Wisconsin Provides a National Model
After three weeks of demonstrations in Madison, Wisconsin Governor Scott Walker, a newly-elected Republican, will soon be able to sign a bill limiting public sector collective bargaining and raising public employees' health and pension contributions. This could be a model for other financially-strapped states to follow.
Wisconsin's Democratic state senators have spent the past three weeks hiding in Rockford, Illinois, rather than providing the three-fifths quorum necessary for a vote on the budget bill that included these provisions. But with Wisconsin's budget deficit at $3.6 billion over the next two years, restructuring is essential to avoid higher taxes, and Mr. Walker is leading the way.
On Wednesday, in an unexpected move, the Wisconsin Senate convened a conference committee on the bill, and then stripped it of two crucial budget elements-a $165 million bond restructuring, and the sale of state power plants. Then, the bill was sent to the full Senate for a vote.
By removing these two provisions, the bill no longer qualified as a budget bill, and could be passed with a simple majority, without the votes of the absent senators needed for a three-fifths quorum. The bill passed 18 to one, with Republican Senator Dale Schultz of Richland Center voting against it.
Today the bill goes to the Wisconsin Assembly, which is expected to pass it and send it to the governor for signature.
The bill requires public sector employees to pay 5.8 percent of their salary towards pension contributions and 12.6 percent towards health insurance premiums, saving $330 billion through mid-2013.

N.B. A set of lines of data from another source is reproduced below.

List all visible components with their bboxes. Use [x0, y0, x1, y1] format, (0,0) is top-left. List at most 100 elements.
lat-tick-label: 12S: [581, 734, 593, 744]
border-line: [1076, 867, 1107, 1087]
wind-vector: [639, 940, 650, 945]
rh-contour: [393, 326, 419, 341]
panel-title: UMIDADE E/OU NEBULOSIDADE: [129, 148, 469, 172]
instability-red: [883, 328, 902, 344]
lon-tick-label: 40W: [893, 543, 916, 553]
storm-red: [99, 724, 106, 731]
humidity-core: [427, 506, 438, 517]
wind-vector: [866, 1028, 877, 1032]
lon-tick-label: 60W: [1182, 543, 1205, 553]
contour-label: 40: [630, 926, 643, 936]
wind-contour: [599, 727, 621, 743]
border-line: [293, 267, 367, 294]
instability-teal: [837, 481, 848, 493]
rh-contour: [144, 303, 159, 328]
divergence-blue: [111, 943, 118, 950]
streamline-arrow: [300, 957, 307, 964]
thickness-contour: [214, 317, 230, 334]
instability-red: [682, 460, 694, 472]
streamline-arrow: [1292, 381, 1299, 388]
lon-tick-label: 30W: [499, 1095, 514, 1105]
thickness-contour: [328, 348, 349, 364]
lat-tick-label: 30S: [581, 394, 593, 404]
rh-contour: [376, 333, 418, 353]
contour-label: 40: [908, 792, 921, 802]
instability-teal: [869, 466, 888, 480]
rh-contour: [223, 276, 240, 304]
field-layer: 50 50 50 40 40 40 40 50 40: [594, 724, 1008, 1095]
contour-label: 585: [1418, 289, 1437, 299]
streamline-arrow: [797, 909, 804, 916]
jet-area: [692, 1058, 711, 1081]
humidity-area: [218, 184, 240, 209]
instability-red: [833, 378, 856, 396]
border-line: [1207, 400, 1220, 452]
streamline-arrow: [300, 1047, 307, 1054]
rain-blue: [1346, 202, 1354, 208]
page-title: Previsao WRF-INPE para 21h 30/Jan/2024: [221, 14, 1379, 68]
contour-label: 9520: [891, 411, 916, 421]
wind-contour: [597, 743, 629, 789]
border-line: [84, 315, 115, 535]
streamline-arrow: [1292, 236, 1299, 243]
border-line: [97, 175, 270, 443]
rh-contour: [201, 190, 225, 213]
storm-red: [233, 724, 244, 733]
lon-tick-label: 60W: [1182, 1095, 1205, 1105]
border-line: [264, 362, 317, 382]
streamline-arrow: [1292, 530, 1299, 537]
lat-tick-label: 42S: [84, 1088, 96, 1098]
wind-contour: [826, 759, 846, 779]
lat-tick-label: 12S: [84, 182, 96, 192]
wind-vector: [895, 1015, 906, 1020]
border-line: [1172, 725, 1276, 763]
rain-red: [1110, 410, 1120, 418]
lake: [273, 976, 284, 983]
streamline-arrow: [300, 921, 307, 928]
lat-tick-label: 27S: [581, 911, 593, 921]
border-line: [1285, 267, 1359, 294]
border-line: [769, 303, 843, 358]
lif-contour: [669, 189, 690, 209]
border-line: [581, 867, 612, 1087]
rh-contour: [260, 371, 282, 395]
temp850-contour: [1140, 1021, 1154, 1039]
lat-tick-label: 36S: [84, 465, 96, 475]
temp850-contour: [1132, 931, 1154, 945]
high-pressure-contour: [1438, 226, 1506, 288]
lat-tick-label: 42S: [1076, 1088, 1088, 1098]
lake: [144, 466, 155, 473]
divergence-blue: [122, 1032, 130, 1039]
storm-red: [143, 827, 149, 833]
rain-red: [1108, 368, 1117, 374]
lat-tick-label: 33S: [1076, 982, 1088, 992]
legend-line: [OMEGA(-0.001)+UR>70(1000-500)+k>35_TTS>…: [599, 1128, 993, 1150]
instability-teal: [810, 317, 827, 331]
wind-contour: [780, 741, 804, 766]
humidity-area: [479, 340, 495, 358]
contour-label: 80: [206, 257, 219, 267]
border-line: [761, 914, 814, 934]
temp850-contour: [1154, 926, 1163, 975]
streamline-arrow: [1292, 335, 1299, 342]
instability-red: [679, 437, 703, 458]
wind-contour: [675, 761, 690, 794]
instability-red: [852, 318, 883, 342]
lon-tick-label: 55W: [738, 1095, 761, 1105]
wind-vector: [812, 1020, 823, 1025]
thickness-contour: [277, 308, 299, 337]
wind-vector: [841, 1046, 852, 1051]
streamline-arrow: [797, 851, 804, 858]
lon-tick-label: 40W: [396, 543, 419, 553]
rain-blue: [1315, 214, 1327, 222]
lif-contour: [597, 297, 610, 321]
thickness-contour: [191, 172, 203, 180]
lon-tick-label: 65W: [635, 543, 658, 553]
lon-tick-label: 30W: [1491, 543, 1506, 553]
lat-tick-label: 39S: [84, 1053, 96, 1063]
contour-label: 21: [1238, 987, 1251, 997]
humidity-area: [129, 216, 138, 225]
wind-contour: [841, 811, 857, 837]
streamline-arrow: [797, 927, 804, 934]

Union representatives told Mr. Walker they didn't mind paying the extra contributions to pension and health insurance plans. But they did object to ending collective bargaining for wages and salaries for amounts above the rate of inflation, with the exception of police, firefighters, and state troopers.
Plus, the bill ends salary deductions for union dues for state employees, so that unions would have to collect dues from individual members-as do other organizations. To add insult to injury, the bill allows government workers to stop paying dues altogether and remain members of collective bargaining units. This means that some union members might be tempted to drop their membership, slowing the flow of dues that pay union officials and their staffs and that are used for political contributions.
The American Federation of State, County and Municipal Employees, the largest public employee union, spent $90 million in the 2010 electoral cycle, so political contributions are a significant issue.
Why the battle over collective bargaining, and why now? After all, Indiana governor Mitch Daniels ended public sector collective bargaining by executive order in 2005, and it didn't make the national news. About a dozen states don't even have collective bargaining for public sector workers.
And prominent Democrats are on the record against public employee collective bargaining. Former AFL-CIO president George Meany, back in 1955, said "It is impossible to bargain collectively with the government." This is because the government has monopoly power, and its funds come from taxpayers.
The battle over the Wisconsin bill has made national headlines both because of declining union membership and the hefty contribution of public sector pension liabilities to the dire fiscal situation of individual states.
The percentage of Americans who belonged to unions declined to 11.9 percent in 2010, down from 12.3 percent in 2009. With only 6.9 percent of private sector workers belonging to unions in 2010, organized labor sees government workers-with a 36.2 percent unionization rate-as the main source of union membership and dues.
In some cases private sector workers abandoned unions because the government now regulates, in excruciating detail, workers' wages and working conditions. Why pay dues to the Carpenters when the Labor Department's Occupational and Health Administration and Employment Standards Administration can terrorize your employer far more cheaply and effectively?
In other cases, unionized firms went out of business and abandoned America. Some unions bid up compensation packages so firms became unprofitable and closed or moved offshore.
All told, this is not a pretty picture for union officials, who might have to make career changes of their own if membership declines further.
Moreover, the bill for public sector pensions, with deficits now estimated at around $2 trillion to $3 trillion, is becoming larger and causing more of a drag on state budgets, still hurting from the recession. States face lower tax revenues and higher Medicaid and unemployment insurance payments.
Americans see public workers retiring early - 55 is not uncommon - and getting paid generous lifetime pensions, increasingly rare in the private sector. With unemployment high, people cannot afford the tax increases to bring the pension bills into balance.
California faces a $27 billion budget deficit, Illinois sold $3.7 billion of bonds last month to pay public employee pensions, Ohio's deficit is $8 billion, New York's is $10 billion...the list goes on.
These deficits are why, all over America, taxpayers are watching Governor Walker's efforts to put Wisconsin on a path to solvency.